For those who have not read any of my posts I am in my forties remarried with two teenage boys. I've always felt, lets say 'not like other girls'. I've always had (until kids) mostly male friends and many 'male interests". More than anything else, I just seem to "think' more like a guy - of course I hate all this stereotyping. However, part of the problem is not fit society's expectations of gendered behavior.
But to make a long story short, my husband has noticed a change in my dressing, and as he says "just general 'aura', body language, etc. . He is very bothered by my gender expression, or perhaps more clearly the lack of assumed gender presentation.

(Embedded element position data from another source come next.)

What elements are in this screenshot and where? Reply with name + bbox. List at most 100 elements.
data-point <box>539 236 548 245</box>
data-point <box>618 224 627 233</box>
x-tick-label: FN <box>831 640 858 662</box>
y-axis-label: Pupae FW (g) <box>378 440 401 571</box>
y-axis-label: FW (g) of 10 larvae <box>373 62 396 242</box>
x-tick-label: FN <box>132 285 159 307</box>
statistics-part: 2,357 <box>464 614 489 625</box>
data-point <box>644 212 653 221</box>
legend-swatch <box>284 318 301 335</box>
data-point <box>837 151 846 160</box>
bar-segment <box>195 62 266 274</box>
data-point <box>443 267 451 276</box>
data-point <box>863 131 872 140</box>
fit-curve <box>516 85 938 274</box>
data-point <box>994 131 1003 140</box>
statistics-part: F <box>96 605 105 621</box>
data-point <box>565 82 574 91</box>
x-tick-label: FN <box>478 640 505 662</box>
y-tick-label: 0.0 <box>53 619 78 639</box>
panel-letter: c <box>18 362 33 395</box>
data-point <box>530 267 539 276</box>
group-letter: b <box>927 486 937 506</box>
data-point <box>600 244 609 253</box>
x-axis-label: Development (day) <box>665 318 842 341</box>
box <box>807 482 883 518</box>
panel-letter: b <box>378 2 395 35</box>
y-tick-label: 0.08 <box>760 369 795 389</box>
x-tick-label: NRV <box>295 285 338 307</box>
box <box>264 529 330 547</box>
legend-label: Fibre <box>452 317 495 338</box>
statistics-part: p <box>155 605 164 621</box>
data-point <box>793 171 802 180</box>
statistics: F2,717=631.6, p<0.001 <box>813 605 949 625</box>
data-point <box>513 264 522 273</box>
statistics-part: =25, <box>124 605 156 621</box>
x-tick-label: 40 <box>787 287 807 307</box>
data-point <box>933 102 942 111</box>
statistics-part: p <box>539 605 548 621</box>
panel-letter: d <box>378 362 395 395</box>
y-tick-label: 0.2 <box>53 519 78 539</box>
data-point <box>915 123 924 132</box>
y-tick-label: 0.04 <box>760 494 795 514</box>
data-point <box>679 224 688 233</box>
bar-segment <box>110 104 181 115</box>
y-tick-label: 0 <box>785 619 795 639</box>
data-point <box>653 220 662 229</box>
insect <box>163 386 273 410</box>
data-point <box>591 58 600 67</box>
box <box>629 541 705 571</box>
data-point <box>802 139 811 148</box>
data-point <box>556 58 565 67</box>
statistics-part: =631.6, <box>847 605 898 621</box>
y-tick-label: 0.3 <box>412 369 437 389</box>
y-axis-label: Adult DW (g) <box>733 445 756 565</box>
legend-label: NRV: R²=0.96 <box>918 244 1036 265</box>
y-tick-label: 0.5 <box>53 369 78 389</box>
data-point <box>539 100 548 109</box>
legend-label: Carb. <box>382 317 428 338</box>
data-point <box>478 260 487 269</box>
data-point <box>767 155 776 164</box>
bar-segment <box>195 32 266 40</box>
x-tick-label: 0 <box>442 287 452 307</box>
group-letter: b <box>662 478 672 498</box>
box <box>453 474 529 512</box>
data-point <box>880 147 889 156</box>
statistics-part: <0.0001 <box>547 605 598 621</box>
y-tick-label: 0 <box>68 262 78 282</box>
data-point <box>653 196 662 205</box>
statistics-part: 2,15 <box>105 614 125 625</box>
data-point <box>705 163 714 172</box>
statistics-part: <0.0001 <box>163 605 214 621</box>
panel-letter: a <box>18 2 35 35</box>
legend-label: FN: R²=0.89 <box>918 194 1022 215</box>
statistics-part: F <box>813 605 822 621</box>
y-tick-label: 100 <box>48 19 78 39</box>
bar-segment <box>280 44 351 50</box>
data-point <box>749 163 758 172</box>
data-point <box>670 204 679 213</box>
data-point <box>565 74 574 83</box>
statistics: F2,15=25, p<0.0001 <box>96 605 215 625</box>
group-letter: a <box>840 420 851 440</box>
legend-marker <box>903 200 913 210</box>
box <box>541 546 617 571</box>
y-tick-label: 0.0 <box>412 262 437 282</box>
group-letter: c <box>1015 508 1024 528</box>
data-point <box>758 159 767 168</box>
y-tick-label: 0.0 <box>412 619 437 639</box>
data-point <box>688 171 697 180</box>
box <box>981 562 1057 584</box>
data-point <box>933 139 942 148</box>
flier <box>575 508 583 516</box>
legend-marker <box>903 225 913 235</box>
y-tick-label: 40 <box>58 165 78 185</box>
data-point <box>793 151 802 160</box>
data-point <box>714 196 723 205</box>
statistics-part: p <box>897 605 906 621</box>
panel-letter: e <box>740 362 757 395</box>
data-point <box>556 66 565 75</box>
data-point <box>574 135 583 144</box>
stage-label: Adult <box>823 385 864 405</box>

He stated he has no desire to be married to a male. He married a women and he wants to be married to a woman who likes being a woman and takes pride in being a woman. It has already come out that I am 'not like the woman he married 6 years ago'. We had a long discussion and I told him that I don't know what I am anymore – that I've never been happy/comfortable as a female. I also explained that at the present time I am not doing anything 'drastic' about my gender stuff (I have too many other irons in the fire – like finished my graduate degree!!!). But I also explained that I am actually happier now with the few changes I've been comfortable making and don't plan on going back to playing a role that I did not like in the first place. I explained that I really didn't know where this would end.
And he, or we, agreed to watch and wait. I understand his needs and wants, and I think he understands where I am coming from. I also explained that if he needs a very feminine wife – he married the wrong person in the first place. I wish he didn't have to go through this. Having read other posts about transitions I can see that often times partners cannot take the change, which is not unexpected. I also suggest it might be harder on a guy whose female partner is turning male as opposed to a girl whose female partner is turning male. Either case, I can see how hard the whole process is.
We'll see how it goes. It could have been worse. I don't want to break up my family, on the other hand, I can't go on pretending to be something that is not who I am.